The campaign initially fell 2,400 valid signatures short, triggering a 15-day "cure period" allowed under state law to gather the additional signatures needed to qualify. The campaign kicked into high gear and obtained another 14,000 total signatures, surpassing their own goal of 9,000. Moreover, the volunteer efforts during the cure period netted more signatures than the paid effort -- a good sign of strong grassroots support in the state.
The Campaign to Regulate Marijuana like Alcohol -- now known as Amendment 64 - would eliminate criminal penalties statewide for adults who possess up to one ounce of marijuana. It also encourages the Department of Revenue or local jurisdictions to devise a system of regulation and taxation for the production, distribution and retail sale of marijuana to adults.
Nationally, public support for making marijuana legal has shifted dramatically in the last two decades, especially in the last few years. For the first time, a recent Gallup poll has found that 50 percent of Americans support making marijuana legal, with only 46 percent opposed. Majorities of men, 18 to 29-year-olds, 30 to 49-year-olds, liberals, moderates, Independents, Democrats, and voters in Western, Midwestern and Eastern states now support legalizing marijuana.
Yet, over the past year, the federal government has relentlessly attacked the implementation of medical marijuana regulatory systems in many of the 16 states that allow for the medical use of marijuana. In fact, on this very day, as the Secretary of State announced the qualification of the non-medical initiative, 23 medical marijuana dispensary owners were forced to shut their doors.
The specifics of Amendment 64 have been designed with this reality in mind. It is not a mandate to implement a legal regulatory approach in every Colorado jurisdiction, but it does open the door for the Department of Revenue to do so. If voters decide to legalize marijuana this November, lessons learned from regulating the medical marijuana industry will provide valuable insights. The Colorado Department of Revenue will know better than any agency in the country how to implement a legal regulatory framework that is as fed-proof as possible.

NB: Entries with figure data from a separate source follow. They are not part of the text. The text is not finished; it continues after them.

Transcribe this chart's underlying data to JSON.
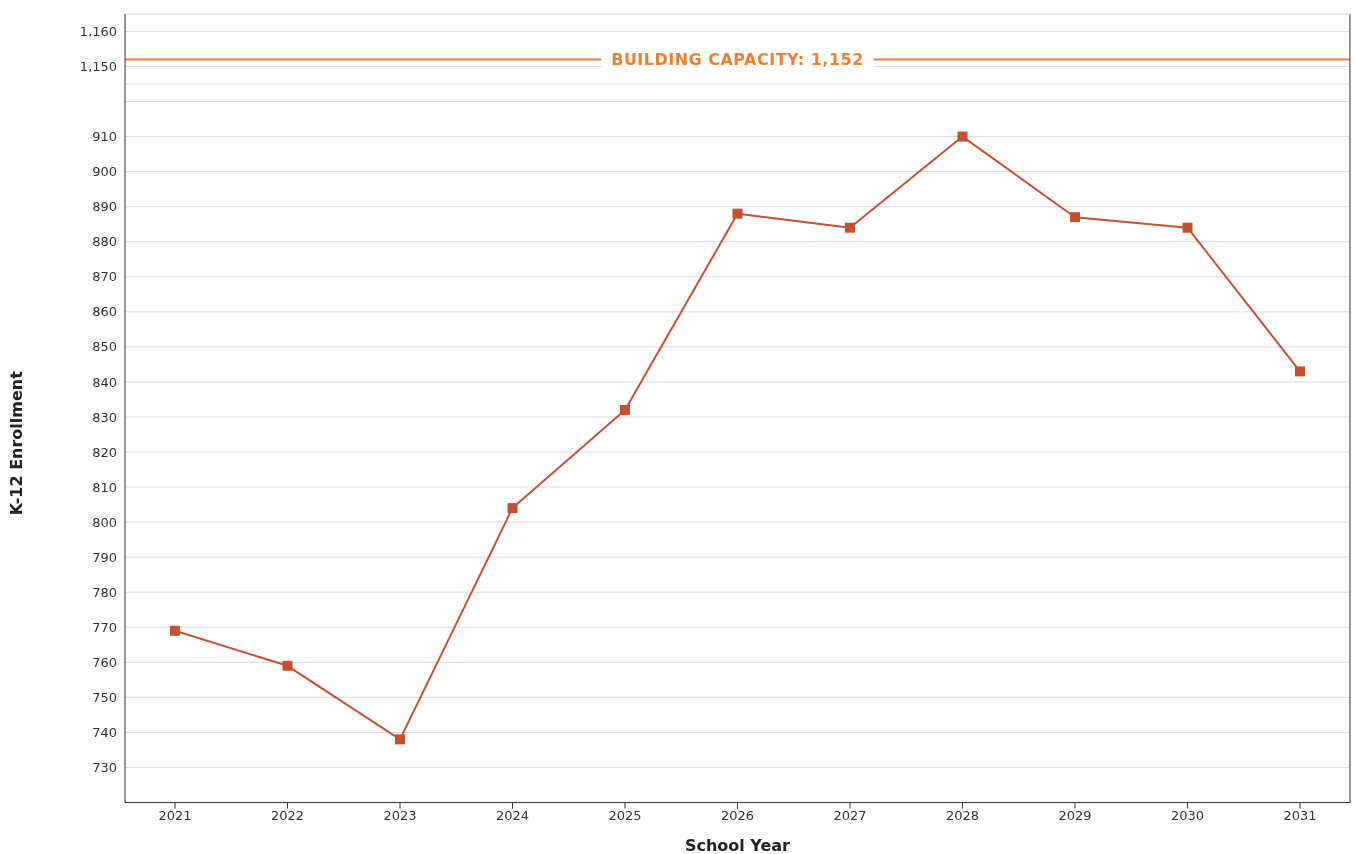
{
  "chart_data": [
    {
      "type": "line",
      "categories": [
        "2021",
        "2022",
        "2023",
        "2024",
        "2025",
        "2026",
        "2027",
        "2028",
        "2029",
        "2030",
        "2031"
      ],
      "ylim": [
        1145,
        1165
      ],
      "yticks": [
        {
          "value": 1150,
          "label": "1,150"
        },
        {
          "value": 1160,
          "label": "1,160"
        }
      ],
      "ref_lines": [
        {
          "axis": "y",
          "value": 1152,
          "label": "BUILDING CAPACITY: 1,152",
          "color": "#f07f2d"
        }
      ],
      "grid": "y",
      "tick_labels": "y"
    },
    {
      "type": "line",
      "xlabel": "School Year",
      "ylabel": "K-12 Enrollment",
      "categories": [
        "2021",
        "2022",
        "2023",
        "2024",
        "2025",
        "2026",
        "2027",
        "2028",
        "2029",
        "2030",
        "2031"
      ],
      "series": [
        {
          "color": "#c9502f",
          "values": [
            769,
            759,
            738,
            804,
            832,
            888,
            884,
            910,
            887,
            884,
            843
          ]
        }
      ],
      "ylim": [
        720,
        925
      ],
      "yticks": [
        730,
        740,
        750,
        760,
        770,
        780,
        790,
        800,
        810,
        820,
        830,
        840,
        850,
        860,
        870,
        880,
        890,
        900,
        910,
        {
          "value": 920,
          "label": null
        }
      ],
      "grid": "y",
      "marker": "square",
      "line_style": "solid"
    }
  ]
}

The amendment is a moderate approach to marijuana legalization, as it places limits on possession and does not allow for public use. It is also important to note that the proposal does not impact current traffic and workplace safety laws. But by simply allowing adults to possess up to one ounce of marijuana, the proposed law will compel law enforcement and Colorado's judiciary system to redirect their resources to combat serious crime. This is the essence of legalization.
Amendment 64 puts forth the question of whether this widely-used commodity can be regulated in ways that enhance public safety, public health and the state's bottom line. It begs whether we should continue to spend upwards of $80 million as a state to prohibit a substance that can bring in up to $40 million annually -- a gross savings of $120 million. Ultimately, it drives home the point that prohibition is more harmful than the drug itself.
Prohibitionists often cite the "gateway theory" -- yet the science simply does not support it. To say that teenage marijuana use leads to hard drug use and addiction is like saying riding a tricycle as a toddler leads to higher incidents of fatal bike accidents for pre-teens. There is a correlation, but no proof of causation. In fact, the evidence shows that most people who try marijuana as a teen don't become habitual marijuana users, let alone users of other "hard" drugs.
Marijuana prohibition, under the current system, is the primary gateway into the criminal justice system for our youth. After seventy-five years of sensationalized rhetoric, typified by "Reefer Madness" and its progeny, law enforcement and educators have lost credibility in the eyes of our youth. We should ask the same question as our allies in Washington state, where voters will also decide whether to legalize marijuana this November: "Isn't it time for a new approach?"
Art Way is Colorado Manager for the Drug Policy Alliance.